Anyway I'm pretty sure I skimmed the article, but I can't find it. And I had a dream where my friend Pat and I were looking for the article, but all we found was a hand-written version of it (?) and it was missing some pages. When I woke up I wasn't sure if the article had ever existed in the first place, or if I had dreamed it! I'm pretty sure I skimmed it and THEN dreamed about it, but any memory I have of skimming a random website is so flimsy that it may have been part of the dream too.
So if you came across this article please let me know! I have not been confused as to whether something happened or I dreamed it in at least a decade, and I wish it was over something way cooler than a website showing you a better way to generate a list on a computer.
UPDATE: Here it is! gregstoll shares my dreams.
Probably not what you're looking for, but possibly related: our mutual acquaintance Leonard Richardson built a web-page recommendation engine called the Ultra Gleeper
, which deliberately discards the most-linked-to things in your circle of awareness via an algorithm he calls "the Indie Rock Peter principle." There's more about it in the intro paper on that page.
I remember when he announced it! The Indie Rock Pete principle is indeed a very solid one.
RYAN. Remember when I went on a long rant about RSS feeds and suggestion engines and stuff? THIS WAS WHAT I WANTED.
I can't even remember what I dreamed and what happened but I'm glad I pointed you in the right direction eventually!
the article you're looking for? I also found it very enlightening.
YES! It is almost literally a dream come true. Thank you!
There's an easier way...
Suppose you have the Amazon system of scoring things from 1-5. Start everything with a single vote of 3.
Then suppose you have two products, one with five 5s and one with fifty 5s. The second one will rank higher because the fifty votes skew it closer to a perfect 5. A single 5 vote gives the product an average score of 4.
I use this system on my own site.
Essentially what you're doing is a very weak Bayesian average. What you're doing is assuming that any item will get 1 vote on average, and that all the votes on all items average to 3. Which will get you some of the benefits of a Bayesian average (ie that a rating needs to prove it's credibility by having large numbers of votes away from the average), but you strengthen it by adding more samples... making it harder to push the rating off of the average. For the proper Bayesian average, the number of samples added should be the mean of the number of votes that an item receives, and the value of those extra samples should be the actual mean of all votes received on all items.
Oh, cool. I've heard "Bayesian average" tossed around before and I've even visited sites that use it (boardgamegeek), but I'd never bothered to look up the specifics.
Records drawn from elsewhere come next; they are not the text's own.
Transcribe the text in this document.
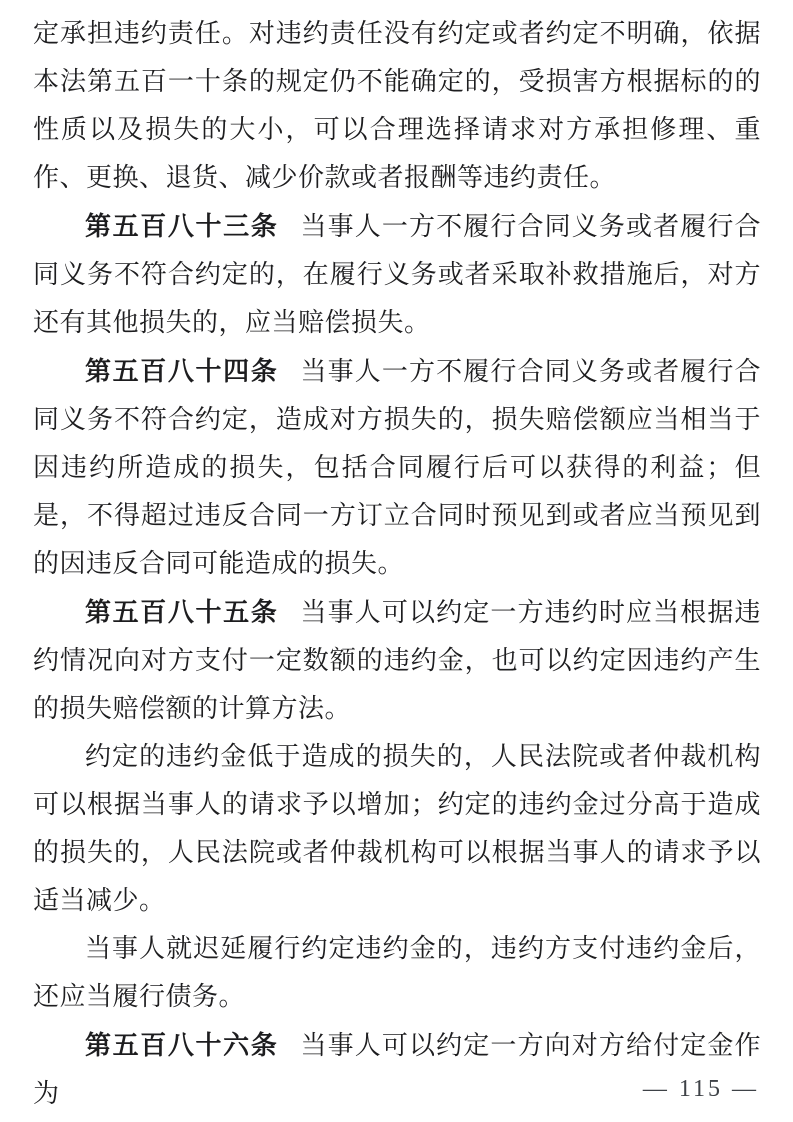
定承担违约责任。对违约责任没有约定或者约定不明确，依据本法第五百一十条的规定仍不能确定的，受损害方根据标的的性质以及损失的大小，可以合理选择请求对方承担修理、重作、更换、退货、减少价款或者报酬等违约责任。

第五百八十三条 当事人一方不履行合同义务或者履行合同义务不符合约定的，在履行义务或者采取补救措施后，对方还有其他损失的，应当赔偿损失。

第五百八十四条 当事人一方不履行合同义务或者履行合同义务不符合约定，造成对方损失的，损失赔偿额应当相当于因违约所造成的损失，包括合同履行后可以获得的利益；但是，不得超过违反合同一方订立合同时预见到或者应当预见到的因违反合同可能造成的损失。

第五百八十五条 当事人可以约定一方违约时应当根据违约情况向对方支付一定数额的违约金，也可以约定因违约产生的损失赔偿额的计算方法。

约定的违约金低于造成的损失的，人民法院或者仲裁机构可以根据当事人的请求予以增加；约定的违约金过分高于造成的损失的，人民法院或者仲裁机构可以根据当事人的请求予以适当减少。

当事人就迟延履行约定违约金的，违约方支付违约金后，还应当履行债务。

第五百八十六条 当事人可以约定一方向对方给付定金作为	— 115 —
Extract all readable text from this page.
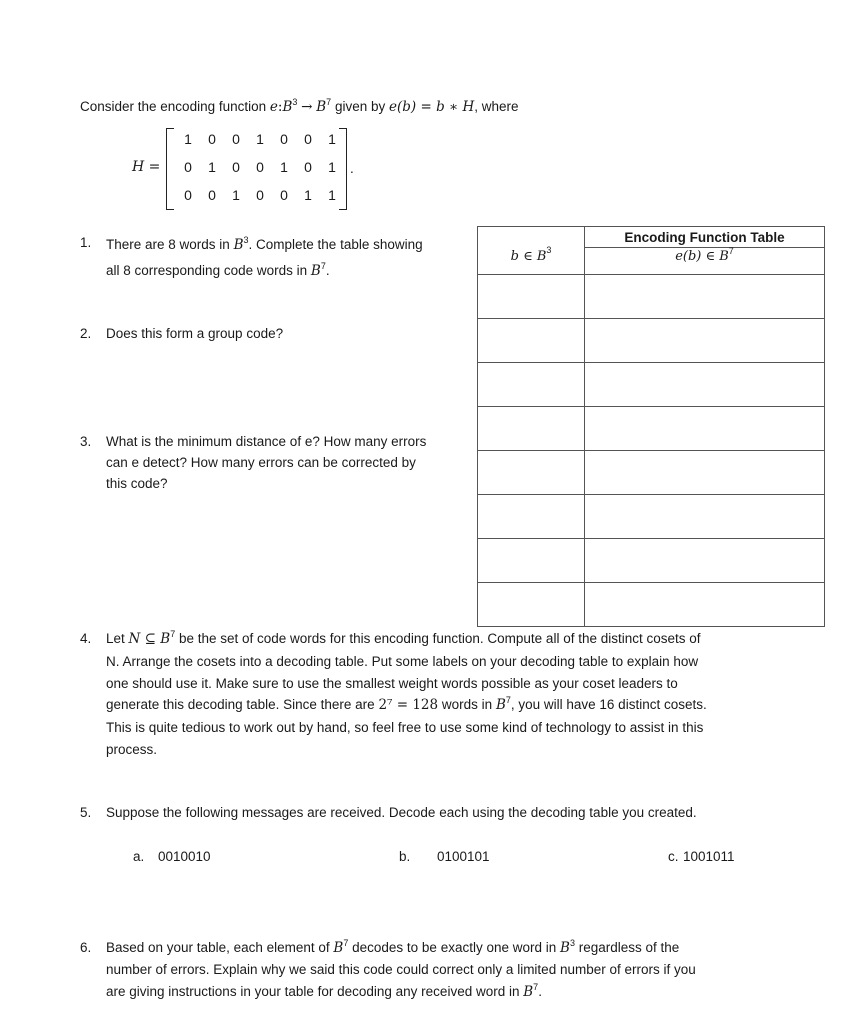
Consider the encoding function $e:B^3 \to B^7$ given by e(b) = b ∗ H, where
H =
1	0	0	1	0	0	1
0	1	0	0	1	0	1
0	0	1	0	0	1	1
.
1. There are 8 words in $B^3$. Complete the table showing
all 8 corresponding code words in $B^7$.
	Encoding Function Table
b ∈ $B^3$	e(b) ∈ $B^7$

2. Does this form a group code?
3. What is the minimum distance of e? How many errors
can e detect? How many errors can be corrected by
this code?
4. Let N ⊆ $B^7$ be the set of code words for this encoding function. Compute all of the distinct cosets of
N. Arrange the cosets into a decoding table. Put some labels on your decoding table to explain how
one should use it. Make sure to use the smallest weight words possible as your coset leaders to
generate this decoding table. Since there are 2⁷ = 128 words in $B^7$, you will have 16 distinct cosets.
This is quite tedious to work out by hand, so feel free to use some kind of technology to assist in this
process.
5. Suppose the following messages are received. Decode each using the decoding table you created.
a. 0010010	b. 0100101	c. 1001011
6. Based on your table, each element of $B^7$ decodes to be exactly one word in $B^3$ regardless of the
number of errors. Explain why we said this code could correct only a limited number of errors if you
are giving instructions in your table for decoding any received word in $B^7$.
I kind of feel proud about coming up with a poor man's version independently.
Umm... I'm not a Statistician, but it seems to me like the obvious measure you want to look at is the expected value of the Bernoulli parameter (p in the link) given the known information (namely numbers of upvotes and downvotes); not this Wilson what-a-ma-jig, whatever it is. A simple Bayesian analysis gives that it is given by:
E(p)= integral from 0 to 1 of [P(p) p^(n_u+1) (1-p)^(n_d) dp] / integral from 0 to 1 of [P(p) p^(n_u) (1-p)^(n_d) dp]
Where P(p) is a prior probability distribution on the Bernoulli parameters, which you can approximate presumably from knowing the scores of other items on your site that have lots of votes; n_u is number of upvotes; n_d is number of downvotes. Instead of doing integrals you can change your models to a finite number of possible Bernoulli parameters and get sums instead.
For example, given a uniform prior distribution between 0 and 1, an item with 2 upvotes and 1 downvote will have E(p)=3/5. 1 upvote, no downvotes would give E(p)=2/3. Actually, for a uniform prior, this gives exactly the same result as starting off each item with one upvote and one downvote, which is kind of what moogle suggested.
Was John Leguizamo in this dream? Did he betray you?
He will betray you, Naseem.
Wellity, well well... Look who has been unbanned from this blog!
I am all the time stumbling upon hand-written websites on loose-leaf paper.
Guess what I did! I finally posted day one of my hourlies that I did a month ago on my LJ account! They are awful! HOORAY!!
I approve and don't think they're awful!